Now, about overall efficacy. It’s easy to look at the figures and say “Hey, that’s fine, but it’s not up to what Moderna and Pfizer/BioNTech showed”. That still might be true, but we don’t know what those latter two would have shown if they’d been run at the same time as the J&J trial. It’s also tempting to look at the J&J adenovirus vaccine and the Oxford/AZ adenovirus vaccine and decide that adenovirus vectors are a step behind the mRNA technology, but for the same reasons, we can’t be sure that’s right. Note that the Gamaleya Institute vaccine in Russia posted better numbers, for one thing. And the differences between the three adenovirus vector vaccines themselves are pretty significant: J&J’s data are for one shot of an Ad26 vector (a two-shot trial is still running), and their sequence has the stabilizing protein mutations in the Spike. Oxford/AZ is a different adenovirus (from the chimpanzee population), and their sequence is wild-type Spike without the stabilization. And then Gamaleya is a two-shot regimen, one with Ad5 and the other with Ad26,
with the Spike mutations. Update: it’s not clear, actually, if that one does, so for the time being we’ll assume that it’s just wild-type Spike. (Both mRNA vaccines have the stabilizing mutations as well, for the record).
So while we can’t avoid trying to compare all these, we also have to realize that between the fundamental differences and the differences in the timing and locations of the trials, that our comparisons have a substantial chance of being off to some degree.
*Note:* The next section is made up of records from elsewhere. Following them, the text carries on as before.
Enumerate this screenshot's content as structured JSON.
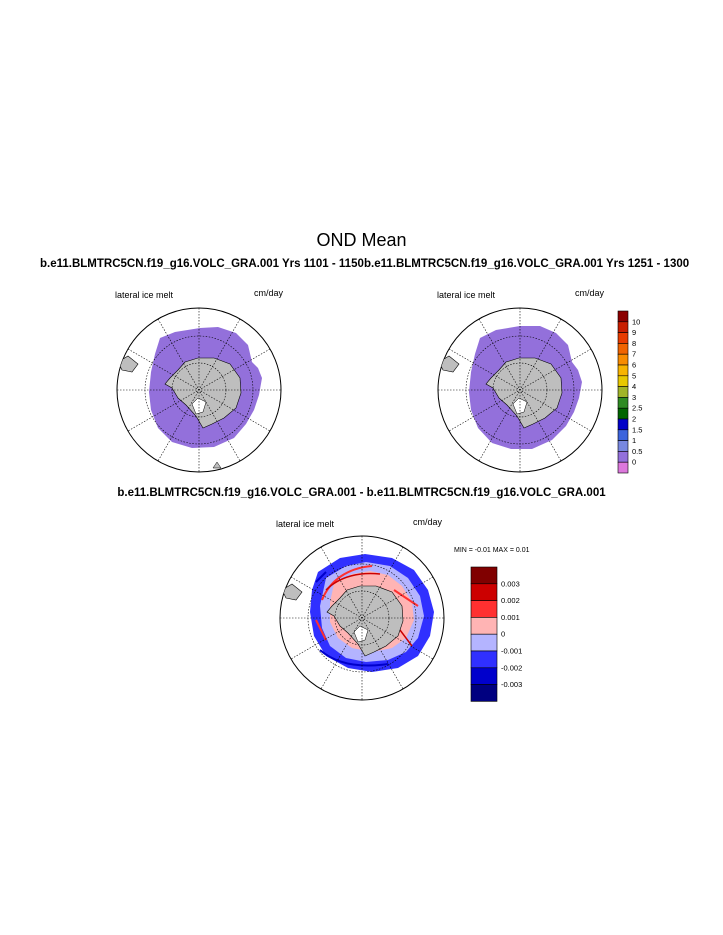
{
  "title": "OND Mean",
  "panels": [
    {
      "title": "b.e11.BLMTRC5CN.f19_g16.VOLC_GRA.001  Yrs 1101 - 1150",
      "left_label": "lateral ice melt",
      "right_label": "cm/day"
    },
    {
      "title": "b.e11.BLMTRC5CN.f19_g16.VOLC_GRA.001  Yrs 1251 - 1300",
      "left_label": "lateral ice melt",
      "right_label": "cm/day"
    },
    {
      "title": "b.e11.BLMTRC5CN.f19_g16.VOLC_GRA.001 - b.e11.BLMTRC5CN.f19_g16.VOLC_GRA.001",
      "left_label": "lateral ice melt",
      "right_label": "cm/day",
      "minmax": "MIN =  -0.01 MAX =   0.01"
    }
  ],
  "colorbar_top": {
    "labels": [
      "10",
      "9",
      "8",
      "7",
      "6",
      "5",
      "4",
      "3",
      "2.5",
      "2",
      "1.5",
      "1",
      "0.5",
      "0"
    ],
    "colors": [
      "#8b0000",
      "#c81e00",
      "#e83c00",
      "#f06400",
      "#f88c00",
      "#f8b400",
      "#e8c800",
      "#a0b428",
      "#2e8b22",
      "#006400",
      "#0000c8",
      "#3c64dc",
      "#7888e0",
      "#9370db",
      "#dc78dc"
    ]
  },
  "colorbar_diff": {
    "labels": [
      "0.003",
      "0.002",
      "0.001",
      "0",
      "-0.001",
      "-0.002",
      "-0.003"
    ],
    "colors": [
      "#800000",
      "#cc0000",
      "#ff3030",
      "#ffb4b4",
      "#b4b4ff",
      "#3030ff",
      "#0000cc",
      "#000080"
    ]
  },
  "colors": {
    "ice": "#9370db",
    "land": "#bebebe"
  }
}
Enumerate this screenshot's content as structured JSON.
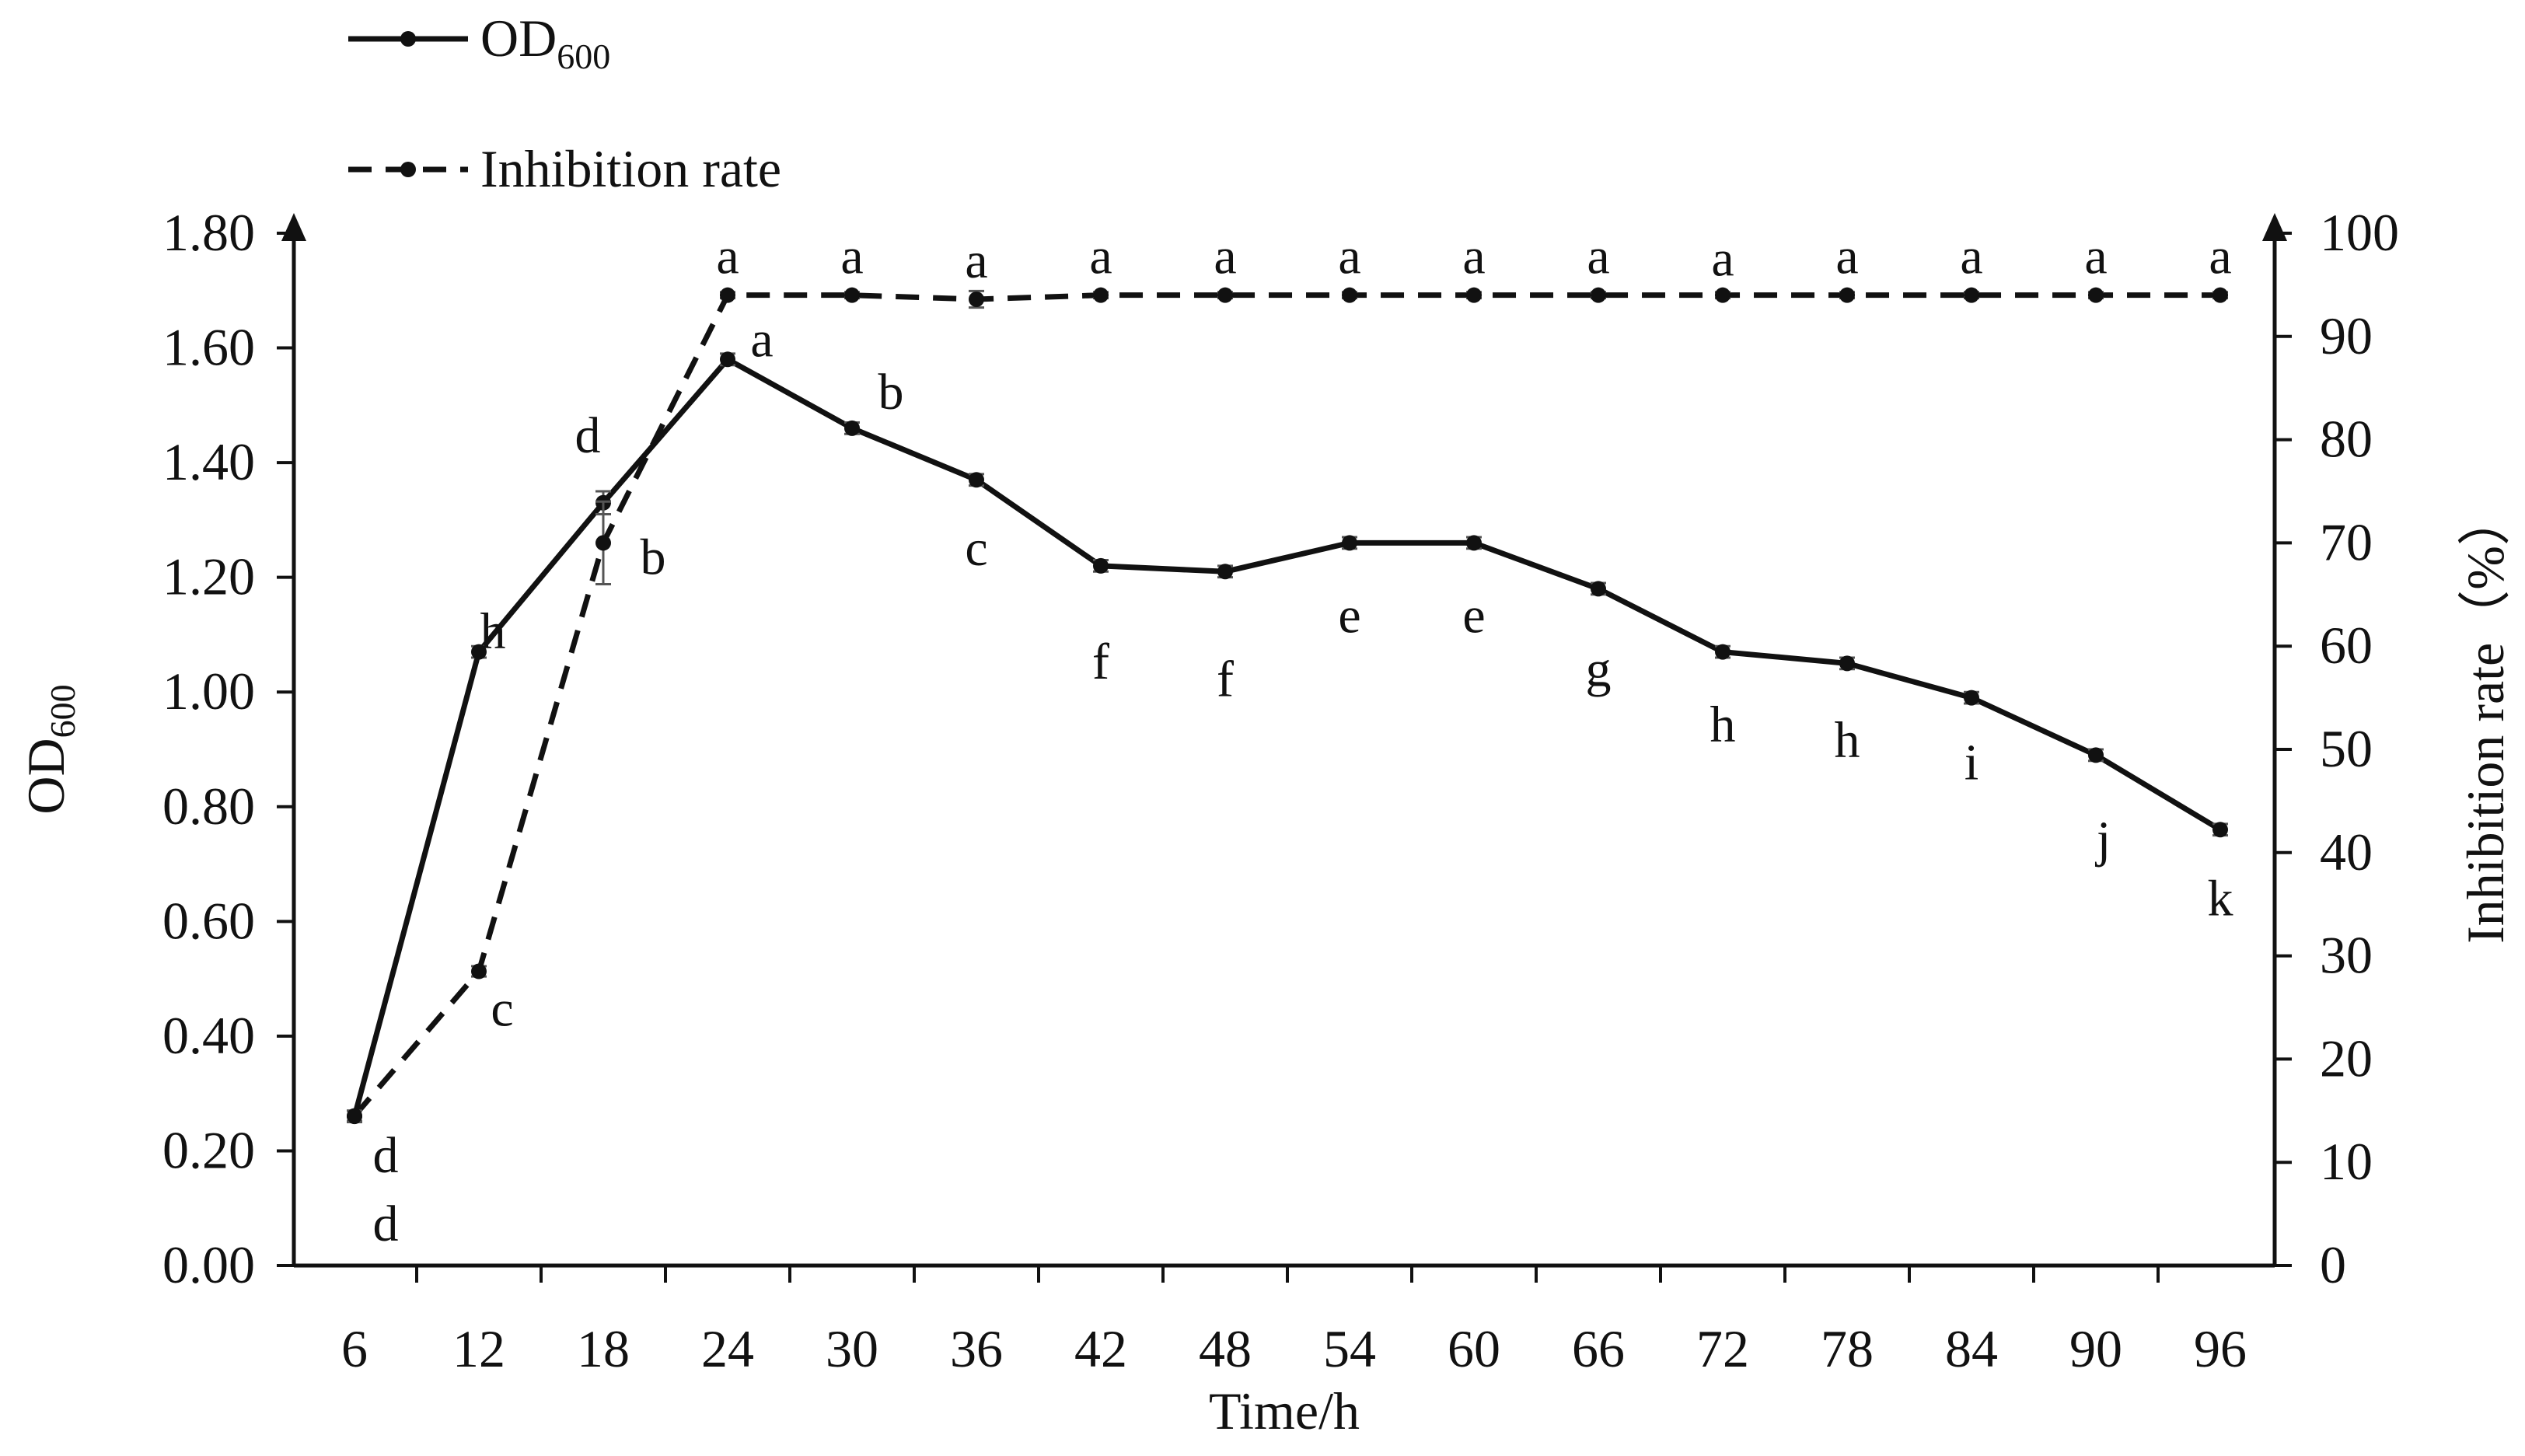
{
  "chart_data": {
    "type": "line",
    "x": [
      6,
      12,
      18,
      24,
      30,
      36,
      42,
      48,
      54,
      60,
      66,
      72,
      78,
      84,
      90,
      96
    ],
    "xlabel": "Time/h",
    "y_left_label": "OD",
    "y_left_label_sub": "600",
    "y_right_label": "Inhibition rate（%）",
    "y_left_lim": [
      0,
      1.8
    ],
    "y_left_ticks": [
      "0.00",
      "0.20",
      "0.40",
      "0.60",
      "0.80",
      "1.00",
      "1.20",
      "1.40",
      "1.60",
      "1.80"
    ],
    "y_right_lim": [
      0,
      100
    ],
    "y_right_ticks": [
      "0",
      "10",
      "20",
      "30",
      "40",
      "50",
      "60",
      "70",
      "80",
      "90",
      "100"
    ],
    "series": [
      {
        "name": "OD",
        "name_sub": "600",
        "axis": "left",
        "style": "solid",
        "values": [
          0.26,
          1.07,
          1.33,
          1.58,
          1.46,
          1.37,
          1.22,
          1.21,
          1.26,
          1.26,
          1.18,
          1.07,
          1.05,
          0.99,
          0.89,
          0.76
        ],
        "errors": [
          0.01,
          0.01,
          0.02,
          0.01,
          0.01,
          0.01,
          0.01,
          0.01,
          0.01,
          0.01,
          0.01,
          0.01,
          0.01,
          0.01,
          0.01,
          0.01
        ],
        "labels": [
          "d",
          "h",
          "d",
          "a",
          "b",
          "c",
          "f",
          "f",
          "e",
          "e",
          "g",
          "h",
          "h",
          "i",
          "j",
          "k"
        ]
      },
      {
        "name": "Inhibition rate",
        "axis": "right",
        "style": "dashed",
        "values": [
          14.5,
          28.5,
          70,
          94,
          94,
          93.6,
          94,
          94,
          94,
          94,
          94,
          94,
          94,
          94,
          94,
          94
        ],
        "errors": [
          0.5,
          0.5,
          4.0,
          0.3,
          0.3,
          0.8,
          0.3,
          0.3,
          0.3,
          0.3,
          0.3,
          0.3,
          0.3,
          0.3,
          0.3,
          0.3
        ],
        "labels": [
          "d",
          "c",
          "b",
          "a",
          "a",
          "a",
          "a",
          "a",
          "a",
          "a",
          "a",
          "a",
          "a",
          "a",
          "a",
          "a"
        ]
      }
    ],
    "legend": "top-left",
    "grid": false
  }
}
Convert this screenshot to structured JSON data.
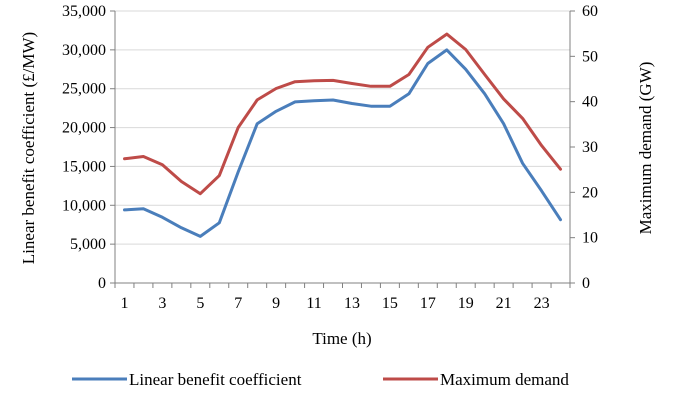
{
  "chart_data": {
    "type": "line",
    "x": [
      1,
      2,
      3,
      4,
      5,
      6,
      7,
      8,
      9,
      10,
      11,
      12,
      13,
      14,
      15,
      16,
      17,
      18,
      19,
      20,
      21,
      22,
      23,
      24
    ],
    "x_tick_labels": [
      "1",
      "3",
      "5",
      "7",
      "9",
      "11",
      "13",
      "15",
      "17",
      "19",
      "21",
      "23"
    ],
    "xlabel": "Time (h)",
    "y_left": {
      "label": "Linear benefit coefficient (£/MW)",
      "range": [
        0,
        35000
      ],
      "tick_labels": [
        "0",
        "5,000",
        "10,000",
        "15,000",
        "20,000",
        "25,000",
        "30,000",
        "35,000"
      ]
    },
    "y_right": {
      "label": "Maximum demand (GW)",
      "range": [
        0,
        60
      ],
      "tick_labels": [
        "0",
        "10",
        "20",
        "30",
        "40",
        "50",
        "60"
      ]
    },
    "grid": true,
    "legend_position": "bottom",
    "series": [
      {
        "name": "Linear benefit coefficient",
        "axis": "left",
        "color": "#4a7ebb",
        "values": [
          9400,
          9550,
          8450,
          7100,
          6000,
          7750,
          14300,
          20500,
          22100,
          23300,
          23450,
          23550,
          23100,
          22750,
          22750,
          24350,
          28250,
          30000,
          27500,
          24350,
          20500,
          15400,
          11850,
          8150
        ]
      },
      {
        "name": "Maximum demand",
        "axis": "right",
        "color": "#be4b48",
        "values": [
          27.4,
          27.9,
          26.1,
          22.4,
          19.7,
          23.7,
          34.3,
          40.4,
          42.9,
          44.4,
          44.6,
          44.7,
          44.0,
          43.4,
          43.4,
          46.0,
          52.0,
          54.9,
          51.5,
          46.0,
          40.6,
          36.3,
          30.3,
          25.1
        ]
      }
    ]
  }
}
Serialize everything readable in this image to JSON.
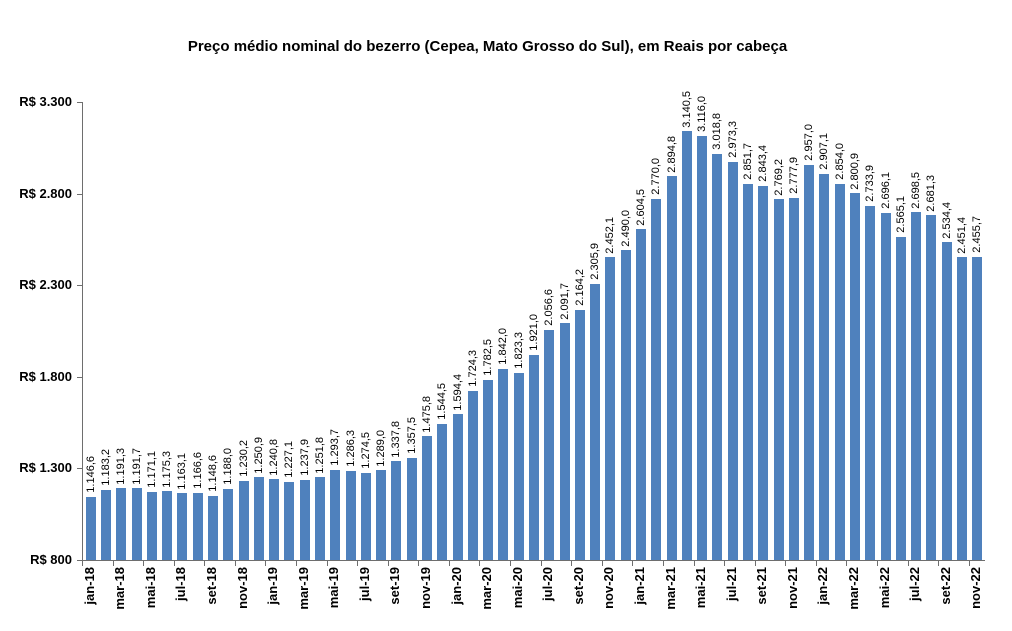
{
  "chart_data": {
    "type": "bar",
    "title": "Preço médio nominal do bezerro (Cepea, Mato Grosso do Sul), em Reais por cabeça",
    "bar_color": "#4F81BD",
    "grid": false,
    "legend": false,
    "y_axis": {
      "min": 800,
      "max": 3300,
      "step": 500,
      "tick_labels": [
        "R$ 800",
        "R$ 1.300",
        "R$ 1.800",
        "R$ 2.300",
        "R$ 2.800",
        "R$ 3.300"
      ]
    },
    "x_tick_labels": [
      "jan-18",
      "mar-18",
      "mai-18",
      "jul-18",
      "set-18",
      "nov-18",
      "jan-19",
      "mar-19",
      "mai-19",
      "jul-19",
      "set-19",
      "nov-19",
      "jan-20",
      "mar-20",
      "mai-20",
      "jul-20",
      "set-20",
      "nov-20",
      "jan-21",
      "mar-21",
      "mai-21",
      "jul-21",
      "set-21",
      "nov-21",
      "jan-22",
      "mar-22",
      "mai-22",
      "jul-22",
      "set-22",
      "nov-22"
    ],
    "series": [
      {
        "point_labels": [
          "1.146,6",
          "1.183,2",
          "1.191,3",
          "1.191,7",
          "1.171,1",
          "1.175,3",
          "1.163,1",
          "1.166,6",
          "1.148,6",
          "1.188,0",
          "1.230,2",
          "1.250,9",
          "1.240,8",
          "1.227,1",
          "1.237,9",
          "1.251,8",
          "1.293,7",
          "1.286,3",
          "1.274,5",
          "1.289,0",
          "1.337,8",
          "1.357,5",
          "1.475,8",
          "1.544,5",
          "1.594,4",
          "1.724,3",
          "1.782,5",
          "1.842,0",
          "1.823,3",
          "1.921,0",
          "2.056,6",
          "2.091,7",
          "2.164,2",
          "2.305,9",
          "2.452,1",
          "2.490,0",
          "2.604,5",
          "2.770,0",
          "2.894,8",
          "3.140,5",
          "3.116,0",
          "3.018,8",
          "2.973,3",
          "2.851,7",
          "2.843,4",
          "2.769,2",
          "2.777,9",
          "2.957,0",
          "2.907,1",
          "2.854,0",
          "2.800,9",
          "2.733,9",
          "2.696,1",
          "2.565,1",
          "2.698,5",
          "2.681,3",
          "2.534,4",
          "2.451,4",
          "2.455,7"
        ],
        "values": [
          1146.6,
          1183.2,
          1191.3,
          1191.7,
          1171.1,
          1175.3,
          1163.1,
          1166.6,
          1148.6,
          1188.0,
          1230.2,
          1250.9,
          1240.8,
          1227.1,
          1237.9,
          1251.8,
          1293.7,
          1286.3,
          1274.5,
          1289.0,
          1337.8,
          1357.5,
          1475.8,
          1544.5,
          1594.4,
          1724.3,
          1782.5,
          1842.0,
          1823.3,
          1921.0,
          2056.6,
          2091.7,
          2164.2,
          2305.9,
          2452.1,
          2490.0,
          2604.5,
          2770.0,
          2894.8,
          3140.5,
          3116.0,
          3018.8,
          2973.3,
          2851.7,
          2843.4,
          2769.2,
          2777.9,
          2957.0,
          2907.1,
          2854.0,
          2800.9,
          2733.9,
          2696.1,
          2565.1,
          2698.5,
          2681.3,
          2534.4,
          2451.4,
          2455.7
        ]
      }
    ]
  }
}
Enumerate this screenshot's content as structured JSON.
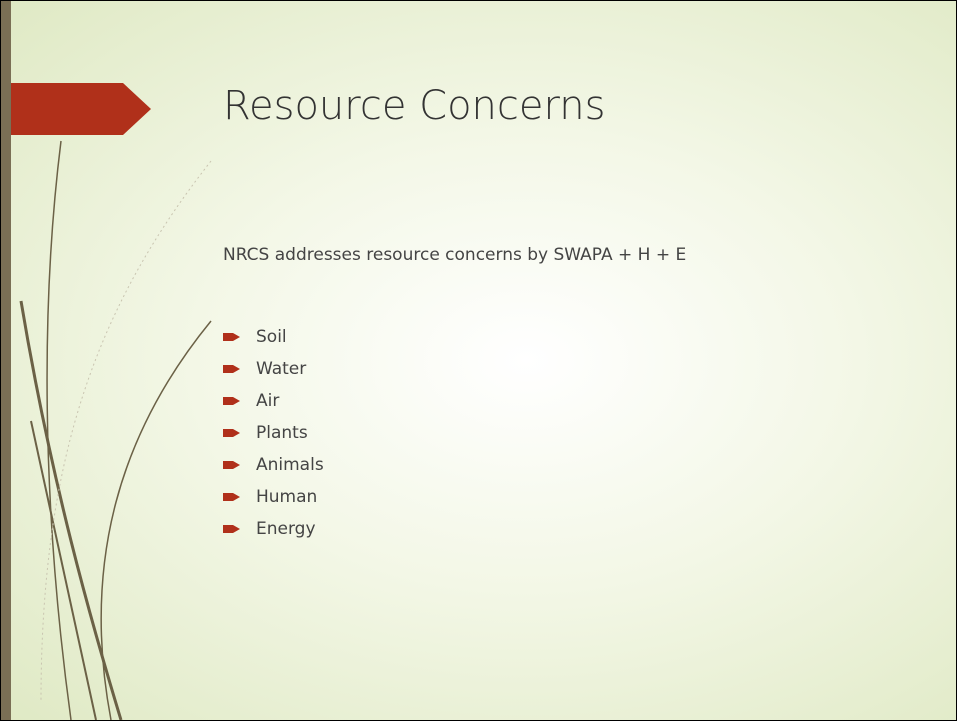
{
  "slide": {
    "title": "Resource Concerns",
    "intro": "NRCS addresses resource concerns by SWAPA + H + E",
    "bullets": [
      "Soil",
      "Water",
      "Air",
      "Plants",
      "Animals",
      "Human",
      "Energy"
    ]
  }
}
What have we done in the past when we have had such comparisons to make? Good question! But we’ve never had a situation like this, where a whole list of different vaccines, many from completely different platforms, have been rolled out so quickly against the same evolving pathogen. So it’s not like there’s a standard playbook for all this. If we never see this sort of thing again, by the way, that’ll be just fine with me, considering what conditions cause it to happen.
So this vaccine looks certain to get Emergency Use Authorization in the US, and by the time we get on into April it should start making a difference in the vaccinated-population numbers. Production has been slower than J&J were estimating at first, although it now looks a bit better than their more pessimistic estimates. As detailed here, adenovirus vector production is yet another art form, and anything with a big cell culture step in the middle of it has the potential to act up (and for reasons that can be quite difficult to figure out).
But the big message is the same: right now, variants and all, we’re winning. The vaccines work, there is a whole list of them, and their production is increasing while we watch. The countries that have gotten off to faster starts vaccinating their populations are already seeing the effects, and no bad safety signals are yet complicating things. Nor are we seeing evidence so far of antibody-dependent enhancement (worse infections recurring in people who have already been vaccinated). If we can keep this pressure up and keep ramping up vaccine supplies and their rollout around the world, we are going to beat this virus. Good riddance to it.